![]() |
Editor:
Hardy Macia wrote a letter to OITM encouraging opposition to the now (presumably) authorized legislative appropriation of $4.5 million toward purchase of the Champion lands of Essex County. I joined several groups encouraging Vermont's Governor and Legislature to spend another $6 million to buy the timber rights on the 85,000 acres that the Conservation Fund and Vermont Land Trust propose to sell to timber companies.
The Libertarian philosophy ignores the biodiversity protections which public involvement could ensure on the Champion lands. An auctioning of these lands to the highest bidder and their subsequent parcelization would have been a terrible loss not just for the Northeast Kingdom, but for all of Vermont. Moreover, as one who is fairly intimate with these woods as well as the economic challenges of living in the area, I don't think a strictly Libertarian view would make for increased economic opportunity here.
Conservation pays dividends beyond clean air, water and the experience of remote places. Towns like Island Pond, Canaan, and Bloomfield will have increased economic opportunities if the special values of the Champion lands are protected and restored. These include not just rare creatures such as the lynx or catamount necessary top predators but also old growth forest.

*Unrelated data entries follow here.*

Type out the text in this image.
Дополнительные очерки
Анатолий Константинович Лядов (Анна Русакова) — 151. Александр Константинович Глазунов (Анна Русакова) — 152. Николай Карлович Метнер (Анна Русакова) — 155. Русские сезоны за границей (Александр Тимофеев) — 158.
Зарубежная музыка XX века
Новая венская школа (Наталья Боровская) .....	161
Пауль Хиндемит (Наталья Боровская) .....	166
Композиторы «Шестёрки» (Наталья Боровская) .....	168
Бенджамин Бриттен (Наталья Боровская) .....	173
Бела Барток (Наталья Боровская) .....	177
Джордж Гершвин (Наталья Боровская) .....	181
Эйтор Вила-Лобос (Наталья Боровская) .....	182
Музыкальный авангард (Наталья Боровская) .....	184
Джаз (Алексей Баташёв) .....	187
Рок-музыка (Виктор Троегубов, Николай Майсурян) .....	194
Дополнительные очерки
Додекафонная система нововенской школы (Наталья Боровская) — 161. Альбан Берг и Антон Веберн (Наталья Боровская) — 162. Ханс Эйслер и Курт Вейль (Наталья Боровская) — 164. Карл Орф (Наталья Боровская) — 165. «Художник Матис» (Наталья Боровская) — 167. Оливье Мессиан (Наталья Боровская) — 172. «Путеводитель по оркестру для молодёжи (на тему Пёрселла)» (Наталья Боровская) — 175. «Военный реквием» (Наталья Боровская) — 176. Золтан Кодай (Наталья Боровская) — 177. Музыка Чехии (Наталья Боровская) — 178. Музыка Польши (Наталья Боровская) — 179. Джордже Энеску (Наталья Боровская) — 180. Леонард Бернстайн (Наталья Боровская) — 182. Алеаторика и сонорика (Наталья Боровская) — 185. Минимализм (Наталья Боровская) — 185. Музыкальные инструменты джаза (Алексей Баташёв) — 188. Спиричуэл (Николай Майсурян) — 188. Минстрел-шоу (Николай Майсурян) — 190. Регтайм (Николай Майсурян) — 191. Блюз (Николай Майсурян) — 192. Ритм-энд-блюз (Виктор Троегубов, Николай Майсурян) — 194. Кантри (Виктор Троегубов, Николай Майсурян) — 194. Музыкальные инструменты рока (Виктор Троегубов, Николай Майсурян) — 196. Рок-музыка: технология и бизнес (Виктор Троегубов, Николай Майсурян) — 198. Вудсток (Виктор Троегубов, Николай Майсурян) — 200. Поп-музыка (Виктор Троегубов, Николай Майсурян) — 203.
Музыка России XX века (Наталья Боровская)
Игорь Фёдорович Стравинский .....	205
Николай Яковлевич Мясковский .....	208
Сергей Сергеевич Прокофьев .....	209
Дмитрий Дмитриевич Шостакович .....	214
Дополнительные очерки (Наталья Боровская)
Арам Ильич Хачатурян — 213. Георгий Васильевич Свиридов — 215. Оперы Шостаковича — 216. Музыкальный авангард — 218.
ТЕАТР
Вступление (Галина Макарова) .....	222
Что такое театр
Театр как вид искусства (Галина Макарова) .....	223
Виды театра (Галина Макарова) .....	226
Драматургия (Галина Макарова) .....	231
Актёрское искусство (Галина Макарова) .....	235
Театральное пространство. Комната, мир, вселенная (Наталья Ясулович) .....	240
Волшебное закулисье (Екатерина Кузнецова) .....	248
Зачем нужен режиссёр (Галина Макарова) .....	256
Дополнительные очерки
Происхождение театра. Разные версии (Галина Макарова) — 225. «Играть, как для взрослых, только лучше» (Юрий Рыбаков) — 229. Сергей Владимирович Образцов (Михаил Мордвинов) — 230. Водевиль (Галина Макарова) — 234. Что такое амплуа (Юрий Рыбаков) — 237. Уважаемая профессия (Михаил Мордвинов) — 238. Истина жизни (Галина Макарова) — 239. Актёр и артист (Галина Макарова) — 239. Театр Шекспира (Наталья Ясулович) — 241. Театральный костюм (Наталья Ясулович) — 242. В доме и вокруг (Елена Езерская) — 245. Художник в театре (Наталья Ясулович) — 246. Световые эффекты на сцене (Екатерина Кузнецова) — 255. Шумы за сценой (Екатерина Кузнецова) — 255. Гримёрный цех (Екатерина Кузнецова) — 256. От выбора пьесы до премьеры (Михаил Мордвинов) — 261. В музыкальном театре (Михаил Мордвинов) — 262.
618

Although cut over today, when I was a teenager there were still an occasional yellow birch or red spruce of truly awesome size-and if we let something grow, our grandchildren could enjoy what old timers used to talk about big trees and a wild landscape.
In fact, what came out of the Legislature was a fairly poor commitment to values other than "the working forest" and recreation. Unfortunately the debate was led by property rights ideologues to whom moderates made no response, a perhaps familiar scenario. That is why we called for a greater commitment, one that included Wilderness (certainly not to the exclusion of logging) and biodiversity protections in both logged and non-logged areas. While appreciative of what has been accomplished thus far, the question for the future is, why shouldn't the wildest corner of Vermont enjoy what the rest of the state has in its Green Mountain National Forest?